Modern science is a product of capitalism. The economic foundation of modern science is the need for capitalists not only to expand horizontally into new regions, but to transform production, create new products, make production methods more profitable, and to do all this ahead of others who are doing the same. Its ideological underpinnings are congruent with these needs and also with the political philosophy of the bourgeois revolution – individualism, belief in a marketplace of ideas, internationalism, nationalism, and rejection of authority as the basis of knowledge.
As capitalism developed, so did the ways in which science participated. From a luxury consumption for the aristocracy (along with court musicians and fools), science became in important ideological weapon in the struggle against feudal theology and a resource for solving practical problems of the economy. After the long depression in the last part of the 18th century, there was a definite upsurge of inventions and innovations in industry and agriculture. The number of patents registered in Great Britain rose from 92 during the 1750s to 477 in the 1780s. Agricultural societies were established around that time, and advances in animal breeding and management resulted in the formation of cattle breeds, such as Hereford. The weight of cattle marketed in London doubled in the course of the eighteenth century, and that of lambs tripled. In the early nineteenth century agricultural journals began to be published.
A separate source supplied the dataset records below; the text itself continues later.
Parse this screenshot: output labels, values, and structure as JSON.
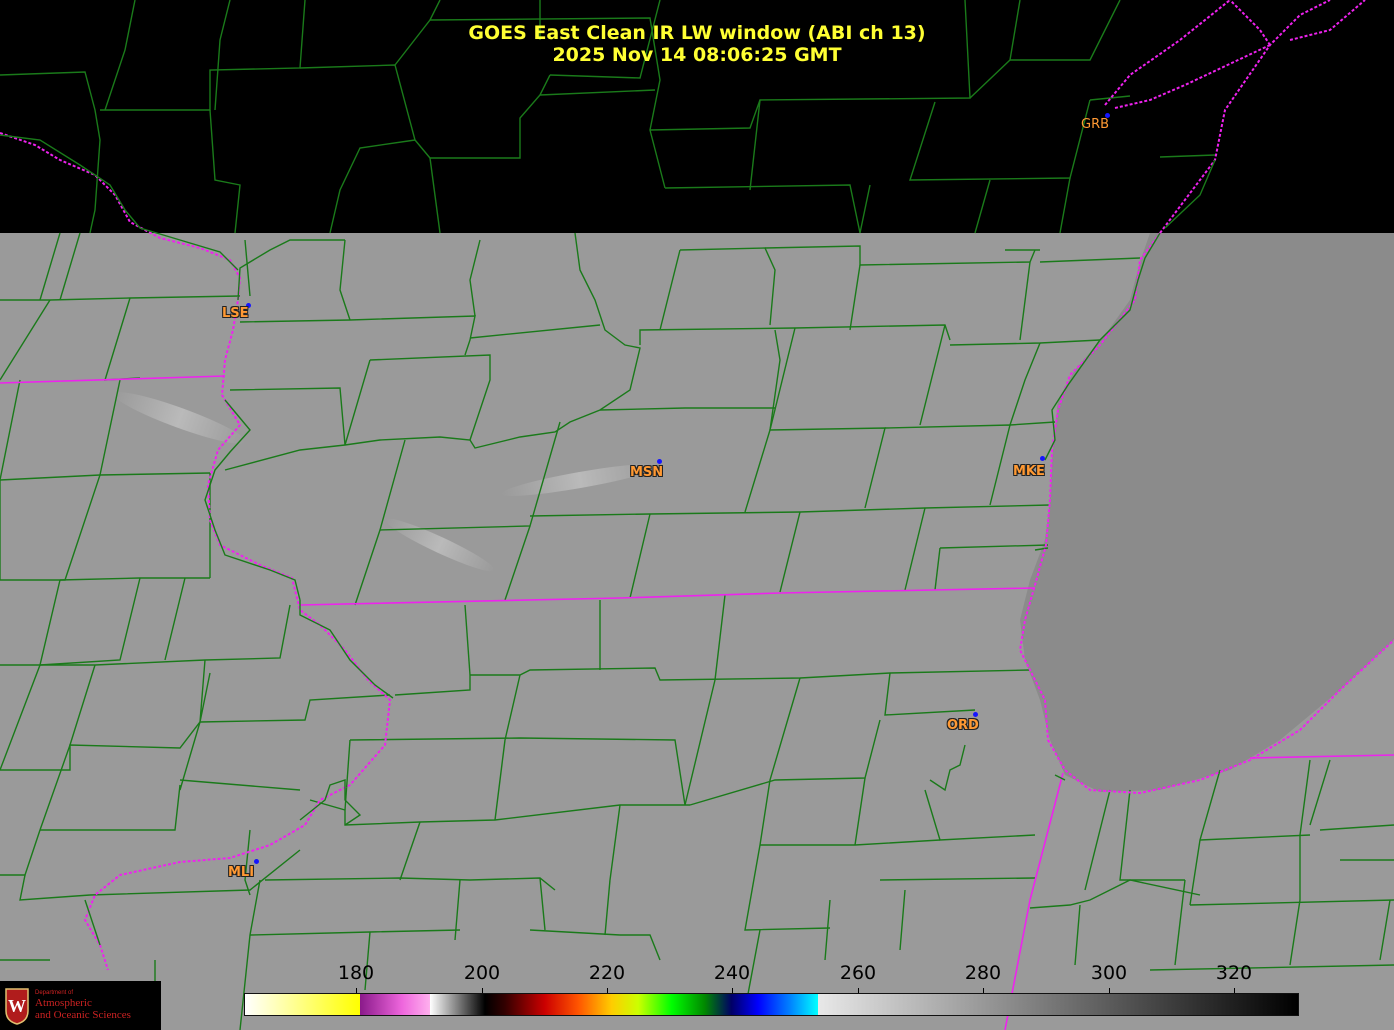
{
  "title": {
    "line1": "GOES East Clean IR LW window (ABI ch 13)",
    "line2": "2025 Nov 14  08:06:25 GMT"
  },
  "stations": [
    {
      "id": "lse",
      "label": "LSE"
    },
    {
      "id": "msn",
      "label": "MSN"
    },
    {
      "id": "mke",
      "label": "MKE"
    },
    {
      "id": "ord",
      "label": "ORD"
    },
    {
      "id": "mli",
      "label": "MLI"
    },
    {
      "id": "grb",
      "label": "GRB"
    }
  ],
  "colorbar": {
    "ticks": [
      "180",
      "200",
      "220",
      "240",
      "260",
      "280",
      "300",
      "320"
    ]
  },
  "colors": {
    "county_lines": "#1a7a1a",
    "state_borders": "#ee22ee",
    "land_ir": "#9a9a9a",
    "lake_ir": "#8b8b8b",
    "no_data": "#000000",
    "title": "#ffff33",
    "station_label": "#ff9933",
    "station_dot": "#1515ff"
  },
  "logo": {
    "department": "Department of",
    "name_line1": "Atmospheric",
    "name_line2": "and Oceanic Sciences"
  }
}
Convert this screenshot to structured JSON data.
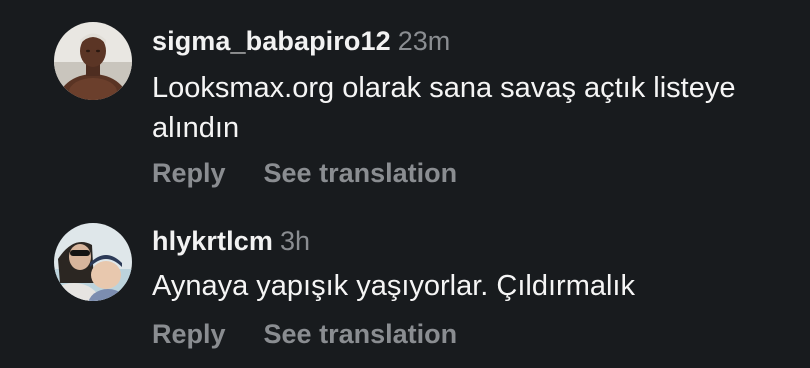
{
  "comments": [
    {
      "username": "sigma_babapiro12",
      "timestamp": "23m",
      "text": "Looksmax.org olarak sana savaş açtık listeye alındın",
      "reply_label": "Reply",
      "translate_label": "See translation"
    },
    {
      "username": "hlykrtlcm",
      "timestamp": "3h",
      "text": "Aynaya yapışık yaşıyorlar. Çıldırmalık",
      "reply_label": "Reply",
      "translate_label": "See translation"
    }
  ],
  "colors": {
    "background": "#181b1e",
    "primary_text": "#f5f5f5",
    "secondary_text": "#8a8d91"
  }
}
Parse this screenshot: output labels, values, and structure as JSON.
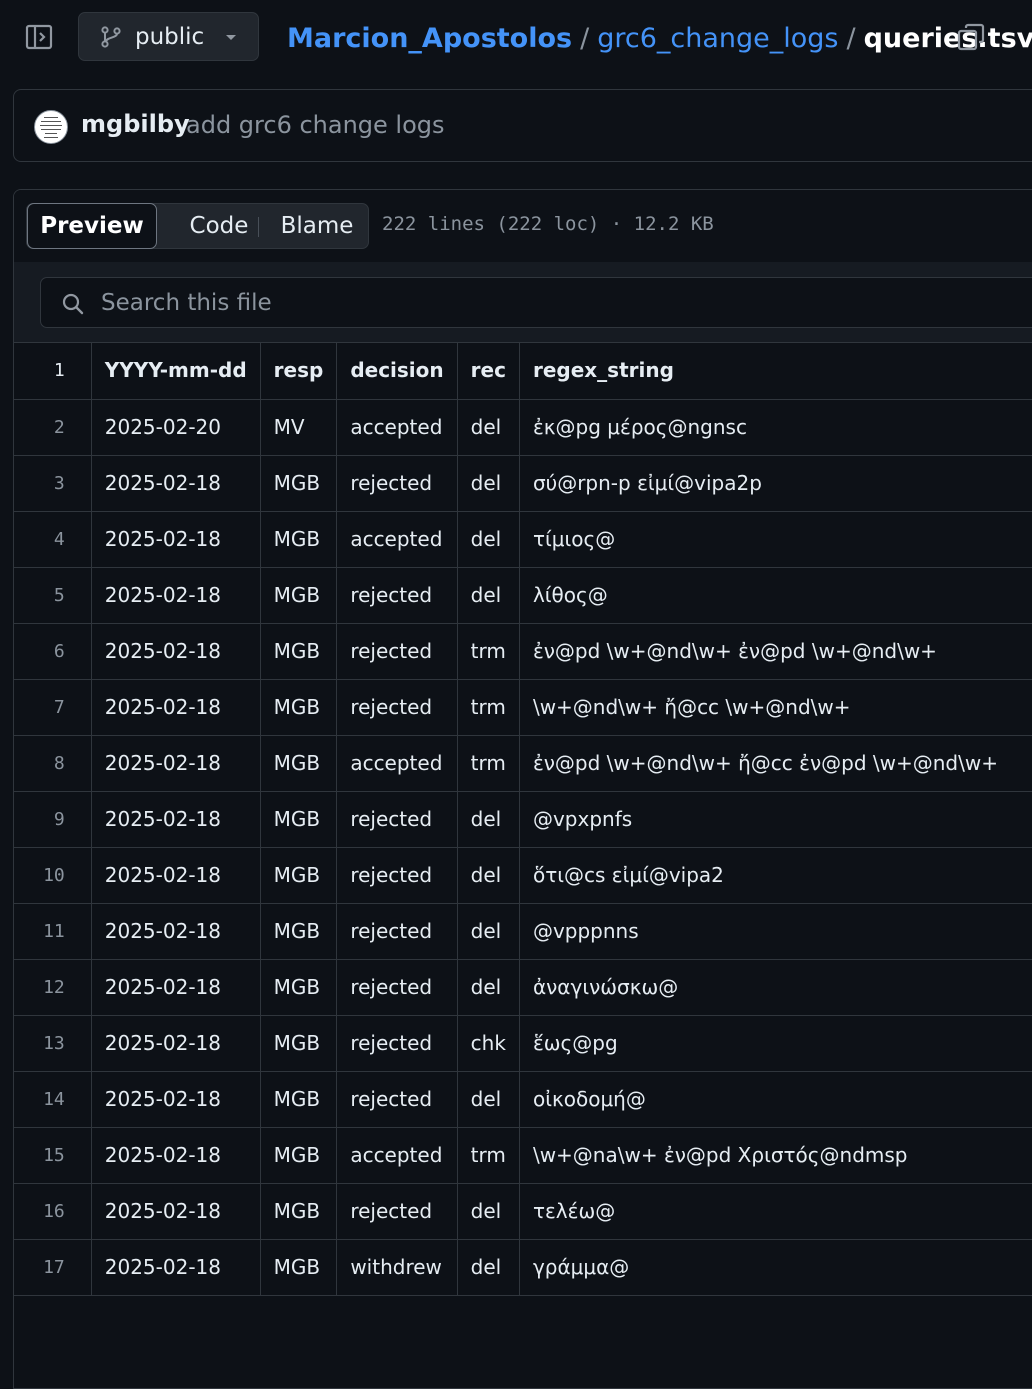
{
  "header": {
    "branch_label": "public",
    "breadcrumb": {
      "owner": "Marcion_Apostolos",
      "separator": "/",
      "folder": "grc6_change_logs",
      "file": "queries.tsv"
    }
  },
  "commit": {
    "author": "mgbilby",
    "message": "add grc6 change logs"
  },
  "file_view": {
    "tabs": {
      "preview": "Preview",
      "code": "Code",
      "blame": "Blame"
    },
    "meta": "222 lines (222 loc) · 12.2 KB",
    "search_placeholder": "Search this file"
  },
  "table": {
    "header": {
      "line": "1",
      "cols": [
        "YYYY-mm-dd",
        "resp",
        "decision",
        "rec",
        "regex_string"
      ]
    },
    "rows": [
      {
        "line": "2",
        "cells": [
          "2025-02-20",
          "MV",
          "accepted",
          "del",
          "ἐκ@pg μέρος@ngnsc"
        ]
      },
      {
        "line": "3",
        "cells": [
          "2025-02-18",
          "MGB",
          "rejected",
          "del",
          "σύ@rpn-p εἰμί@vipa2p"
        ]
      },
      {
        "line": "4",
        "cells": [
          "2025-02-18",
          "MGB",
          "accepted",
          "del",
          "τίμιος@"
        ]
      },
      {
        "line": "5",
        "cells": [
          "2025-02-18",
          "MGB",
          "rejected",
          "del",
          "λίθος@"
        ]
      },
      {
        "line": "6",
        "cells": [
          "2025-02-18",
          "MGB",
          "rejected",
          "trm",
          "ἐν@pd \\w+@nd\\w+ ἐν@pd \\w+@nd\\w+"
        ]
      },
      {
        "line": "7",
        "cells": [
          "2025-02-18",
          "MGB",
          "rejected",
          "trm",
          "\\w+@nd\\w+ ἤ@cc \\w+@nd\\w+"
        ]
      },
      {
        "line": "8",
        "cells": [
          "2025-02-18",
          "MGB",
          "accepted",
          "trm",
          "ἐν@pd \\w+@nd\\w+ ἤ@cc ἐν@pd \\w+@nd\\w+"
        ]
      },
      {
        "line": "9",
        "cells": [
          "2025-02-18",
          "MGB",
          "rejected",
          "del",
          "@vpxpnfs"
        ]
      },
      {
        "line": "10",
        "cells": [
          "2025-02-18",
          "MGB",
          "rejected",
          "del",
          "ὅτι@cs εἰμί@vipa2"
        ]
      },
      {
        "line": "11",
        "cells": [
          "2025-02-18",
          "MGB",
          "rejected",
          "del",
          "@vpppnns"
        ]
      },
      {
        "line": "12",
        "cells": [
          "2025-02-18",
          "MGB",
          "rejected",
          "del",
          "ἀναγινώσκω@"
        ]
      },
      {
        "line": "13",
        "cells": [
          "2025-02-18",
          "MGB",
          "rejected",
          "chk",
          "ἕως@pg"
        ]
      },
      {
        "line": "14",
        "cells": [
          "2025-02-18",
          "MGB",
          "rejected",
          "del",
          "οἰκοδομή@"
        ]
      },
      {
        "line": "15",
        "cells": [
          "2025-02-18",
          "MGB",
          "accepted",
          "trm",
          "\\w+@na\\w+ ἐν@pd Χριστός@ndmsp"
        ]
      },
      {
        "line": "16",
        "cells": [
          "2025-02-18",
          "MGB",
          "rejected",
          "del",
          "τελέω@"
        ]
      },
      {
        "line": "17",
        "cells": [
          "2025-02-18",
          "MGB",
          "withdrew",
          "del",
          "γράμμα@"
        ]
      }
    ]
  }
}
The leaders of the bourgeois revolutions recognized the potential of scientific research for military and commercial power. Among the earliest scientific societies were the Royal Society, in 1662; the American Academy of Arts and Sciences, founded in 1780 by leaders of the revolution in New England; Franklin's American Philosophical Society (1768); and the Naval Observatory in Greenwich (1675). In France the Directorate founded the Ecole Polytechnique in 1795, and Napoleon urged scientists to develop munitions, as well as a synthetic indigo dye to replace the imports from India that were cut off by war. The systematic surveying and cataloguing of the biological resources of tropical regions conquered by European countries led to a flowering of systematic biology under the leadership of Linnaeus. By 1862 the Morrell Act in the United States set up the land grant colleges of agriculture and mechanical arts in recognition of the importance of scientific knowledge for the improvement of farming and mining.
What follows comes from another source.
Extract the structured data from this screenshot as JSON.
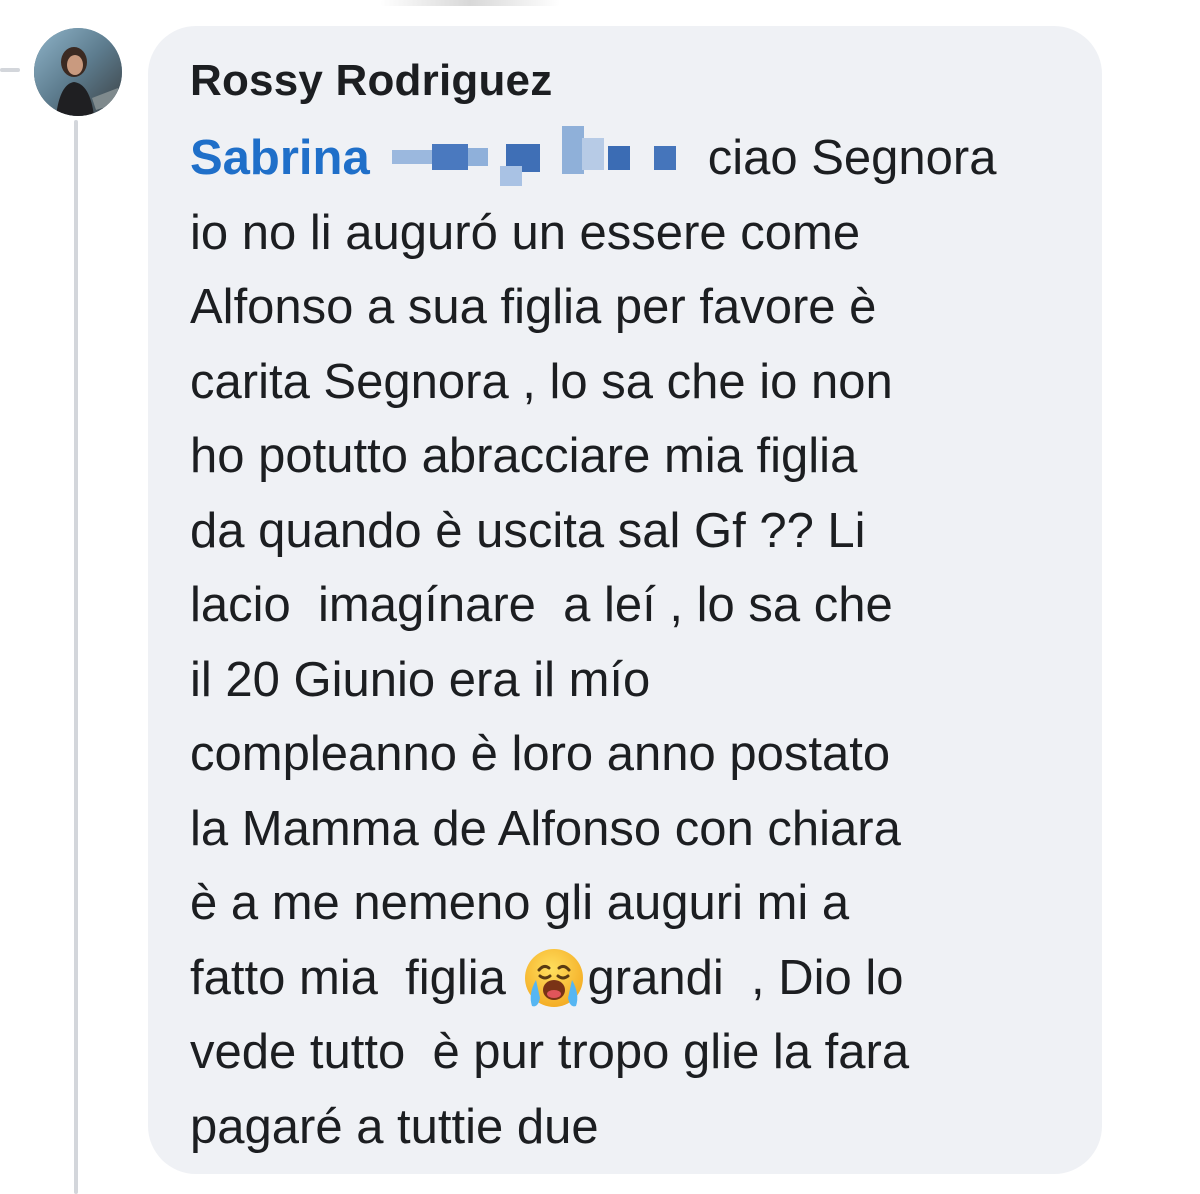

Throughout the first century of the industrial revolution, science enlarged its role as an externality of the capitalist expansion, like roads and lighthouses, and as a way to solve particular problems (as in Pasteur's identification of the Phytophora that threatened to wipe out the French wine industry). But science was not yet a commodity. Its application was still uncertain, its potential still mostly untapped, its product still often an after-the-fact explanation of empirical innovations.